2024年11月場所個別評価 若隆景
今場所は東前頭2枚目だったが10勝5敗の好成績で5回目の技能賞を受賞した。平幕上位の番付ということで初日から役力士との対戦となったが3連勝スタートを切った。4日目からの大関戦は琴櫻と豊昇龍には勝てなかったものの6日目は大の里を破り、存在感を見せた。前半戦は5勝3敗で折り返すと後半戦も白星を重ね、11日目に早々と勝ち越しを決めた。そして14日目は宇良を押し出しで破り、白星を二桁に乗せた。
内容の前に技能賞受賞について触れたい。三賞選考委員会では千秋楽の若隆景ー隆の勝の勝者が敢闘賞受賞と提案されたようだ。これに対し、一部委員からは千秋楽の勝敗に関係なく、技能賞受賞を提案した。その後採決に移り、13票(過半数11票)で受賞が決まった。数字ではなく、相撲内容が高く評価されていることが反映されたと言えそうだ。
内容に関しては前半は相手に引かせる相撲で、そして後半は右差しの相撲で白星を挙げていた。
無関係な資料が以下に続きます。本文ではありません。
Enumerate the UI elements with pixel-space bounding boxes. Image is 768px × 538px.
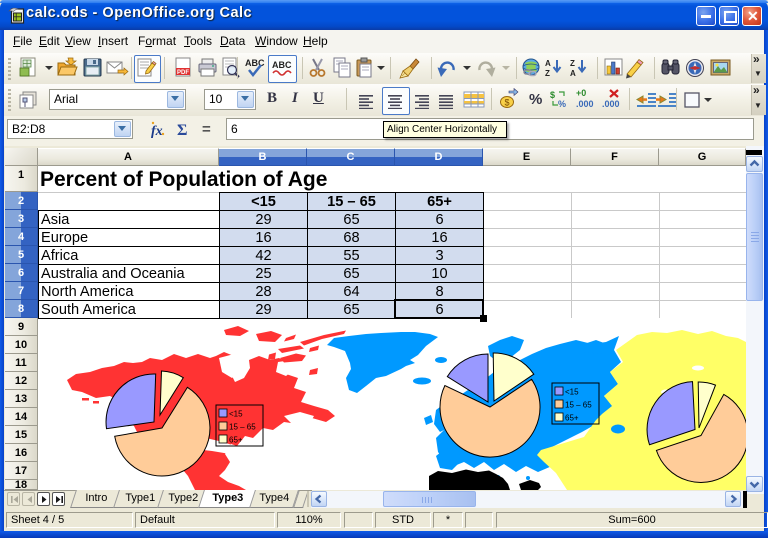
svg-text:65+: 65+ bbox=[229, 436, 243, 445]
svg-text:$: $ bbox=[505, 98, 510, 108]
svg-text:PDF: PDF bbox=[177, 70, 189, 76]
svg-text:Z: Z bbox=[545, 69, 550, 78]
svg-text:A: A bbox=[545, 59, 551, 68]
svg-text:fx: fx bbox=[151, 124, 163, 139]
svg-text:Σ: Σ bbox=[177, 122, 187, 139]
svg-text:15 – 65: 15 – 65 bbox=[229, 423, 256, 432]
svg-text:15 – 65: 15 – 65 bbox=[565, 401, 592, 410]
svg-text:+0: +0 bbox=[576, 88, 586, 98]
svg-text:ABC: ABC bbox=[245, 58, 265, 68]
svg-text:ABC: ABC bbox=[272, 60, 292, 70]
svg-text:65+: 65+ bbox=[565, 414, 579, 423]
svg-text:%: % bbox=[529, 91, 542, 108]
svg-text:$: $ bbox=[550, 90, 555, 100]
svg-text:%: % bbox=[558, 99, 566, 109]
svg-text:.000: .000 bbox=[576, 99, 594, 109]
svg-text:A: A bbox=[570, 69, 576, 78]
svg-text:<15: <15 bbox=[229, 410, 243, 419]
svg-text:<15: <15 bbox=[565, 388, 579, 397]
svg-text:=: = bbox=[202, 121, 211, 138]
svg-text:Z: Z bbox=[570, 59, 575, 68]
svg-text:.000: .000 bbox=[602, 99, 620, 109]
好内容だったのは初日の霧島戦と6日目の大の里戦である。霧島戦は押し合いから機を見て右を差すと左からおっつけて体を寄せ、粘る霧島を寄り切った。特に上手かったのは左の使い方である。霧島の右ひじを持ち上げるようにしておっつけた後体を密着させ、左上手を取った。また右が窮屈になった霧島は取組後は右手首を痛め、それが原因で負け越し、結果として2人の明暗が分かれた格好となった。大の里戦は相手の右差しを左おっつけで封じると大の里の引きに乗じて一気に押し出した。引かせるということは相手に嫌がられるということでもあり、真骨頂を発揮した一番だった。大の里にとっては今後も難敵となりそうで。
来場所は10場所ぶりの三役復帰となり、2年ぶりの兄弟同時三役となりそうだ。また史上2組目となる兄弟同時関脇の可能性もあり、実現するか注目である。また三役で勝ち越せる力は持っており、焦点は二桁勝てるかどうかである。勿論二桁勝てば三役の地位であり、大関昇進への起点となる。少し気が早いが、大関に向けてという視点で語りたい。上位力士に関しては照ノ富士戦は幕内では相撲を取っての白星はない。しかし大関戦の幕内での対戦成績は琴櫻戦は5勝5敗、豊昇龍戦は6勝4敗、大の里戦は2戦2勝であり、互角に渡り合っている。上位戦を苦手としている若元春とは対照的である。その一方で今場所は平幕相手に3つ負けており、そのうちの1つは上位力士を倒した実績のない欧勝馬である。逆に若元春は平幕相手の取りこぼしは少なく、安定感のあるタイプである。ということで大関候補と言う視点で見ても両者は甲乙つけがたく、今後の戦いが非常に見物である。また若隆景に関しては相撲の取り口を変え、元大関・栃東のようなおっつけ主体の取り口にしたのは見事としか言いようがない。三役定着は勿論、兄とともにもう一つ上を目指してほしい。